João Miguel Antunes, Group HR Diretor da Sovena

ja«Sim, acredito que estamos claramente a caminhar para uma efectiva Igualdade de Género nas empresas. Acredito que, cada vez mais, as organizações tendem a fazer prevalecer critérios de meritocracia.
Pela realidade que me está próxima, por aquilo que tenho vivido ao longo da minha carreira profissional, a trabalhar em empresas nacionais e multinacionais, em Portugal e no estrangeiro, tenho tido o privilégio de ver as decisões relacionadas com a Gestão das Pessoas assentarem, sem excepção, em critérios que se baseiam na competência, na experiência, nos resultados alcançados ou no potencial de desenvolvimento e, por consequência, sem atender a critérios de género ou outros.

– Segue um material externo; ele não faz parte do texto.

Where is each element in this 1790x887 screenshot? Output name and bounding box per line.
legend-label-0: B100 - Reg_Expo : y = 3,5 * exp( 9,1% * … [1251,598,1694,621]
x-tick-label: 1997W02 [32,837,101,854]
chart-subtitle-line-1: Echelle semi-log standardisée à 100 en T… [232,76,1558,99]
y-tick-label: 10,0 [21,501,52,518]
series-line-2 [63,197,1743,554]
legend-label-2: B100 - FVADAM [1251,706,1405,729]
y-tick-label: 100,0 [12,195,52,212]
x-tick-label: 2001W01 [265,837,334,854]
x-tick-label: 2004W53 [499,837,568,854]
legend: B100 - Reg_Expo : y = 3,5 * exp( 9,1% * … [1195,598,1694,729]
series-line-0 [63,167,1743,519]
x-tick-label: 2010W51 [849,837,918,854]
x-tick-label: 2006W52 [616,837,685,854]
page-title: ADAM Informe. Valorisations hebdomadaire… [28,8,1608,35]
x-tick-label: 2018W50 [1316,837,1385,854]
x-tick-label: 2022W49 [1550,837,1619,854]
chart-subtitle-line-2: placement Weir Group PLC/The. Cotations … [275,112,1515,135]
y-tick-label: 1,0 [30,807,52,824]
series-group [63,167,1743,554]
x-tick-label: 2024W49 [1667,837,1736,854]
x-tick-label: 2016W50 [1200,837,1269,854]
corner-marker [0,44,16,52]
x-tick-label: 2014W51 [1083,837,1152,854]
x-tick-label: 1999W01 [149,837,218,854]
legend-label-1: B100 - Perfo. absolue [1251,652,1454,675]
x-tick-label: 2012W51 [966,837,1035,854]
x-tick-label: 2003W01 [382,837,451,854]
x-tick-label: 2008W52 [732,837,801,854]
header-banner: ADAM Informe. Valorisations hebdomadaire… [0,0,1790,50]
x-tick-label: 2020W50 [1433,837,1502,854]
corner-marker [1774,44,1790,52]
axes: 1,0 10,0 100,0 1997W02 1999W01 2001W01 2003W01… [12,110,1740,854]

Contudo, o simples facto de continuarmos a particularizar a questão da Igualdade de Género traduz, na minha opinião, a ideia de que homens e mulheres ainda não têm, efectivamente, acesso às mesmas oportunidades… Infelizmente, continuamos a ter conhecimento de situações que nos obrigam a manter este tema na ordem do dia. Estas situações, por exemplo, relacionadas com a atribuição de papéis reinante na nossa sociedade, como a maternidade, a paternidade ou a assistência à família são, por vezes, fonte de discriminação que, há que reconhecer, podendo afectar tanto homens como mulheres, representam um prejuízo mais frequente para as mulheres.

Ainda assim, reconhecendo que a realidade que me está próxima não traduz toda a realidade, mantenho a convicção de que caminhamos, empresas e sociedade, num sentido de não discriminação, seja ela relacionada com o género ou com a religião, com a idade ou qualquer outro atributo. Naturalmente, depois, as práticas remuneratórias, o acesso a novas oportunidades e novos desafios, o desenvolvimento de carreira, deverão traduzir práticas de gestão assentes em critérios de equidade interna e externa, reconhecendo o mérito, o talento, o potencial e o valor que cada um poderá aportar à respectiva organização.»

 

Isabel Viegas, docente da Católica Lisbon Business & Economics

iv«Estamos a assistir, em Portugal, a inúmeras “movimentações” no sentido da ascensão progressiva de mais mulheres a cargos directivos. Alguma desta mudança vem pela legislação, que começa a surgir e que “orienta” as organizações para o equilíbrio de género.

Outras mudanças são o resultado inevitável do figurino demográfico e de qualificação do mundo em que vivemos:
• A mulher representa mais de metade da população mundial;
• Mais de metade das mulheres está integrada no mercado de trabalho;
• A maioria dos graduados universitários são mulheres, tendência que se tem acentuando nos últimos anos.

Por último, temos algumas empresas (poucas, é certo, ainda…) a olhar para o tema como uma questão de negócio: não podem desperdiçar talento, seja ele masculino ou feminino, e conhecem os inúmeros estudos que mostram que empresas diversas do ponto de vista de género valem mais.

Portanto, eu diria que temos bons sinais. Contudo, o caminho está quase todo por percorrer: o ritmo a que tudo muda é muito lento e existem obstáculos que o dificultam, nomeadamente:

– A gestão diária da casa e da família: as tarefas que uma casa e uma família envolvem está ainda muito “entregue” às mulheres;

– Os modelos de gestão e de liderança: O facto das nossas empresas funcionarem ainda hoje com foco no tempo de presença em vez de no cumprimento de objectivos, não facilita a flexibilidade que permita às mulheres ajustar e conciliar diferentes responsabilidades pessoais e profissionais, trabalhando as mesmas horas;

– Por último, colocam-se questões culturais, muitas irracionais e indefensáveis, mas que marcam profundamente a nossa sociedade. E, em meu entender, são estas que atrasam todos os dias esta evolução, que se pretende para o bem de todos: das empresas, das sociedades e dos cidadãos, mulheres e homens.

Na essência, não estou de acordo com as quotas. Mas se não as tivermos nalguns contextos, levaremos muito tempo a criar sociedades mais diversas. As quotas são como os antibióticos: tomam-se quando os paliativos não são suficientes para curar.

Temos que continuar a criar condições para que, em pé de igualdade, mulheres e homens com perfis de competências sólidas, possam ascender a cargos de maior responsabilidade, se assim o pretenderem.»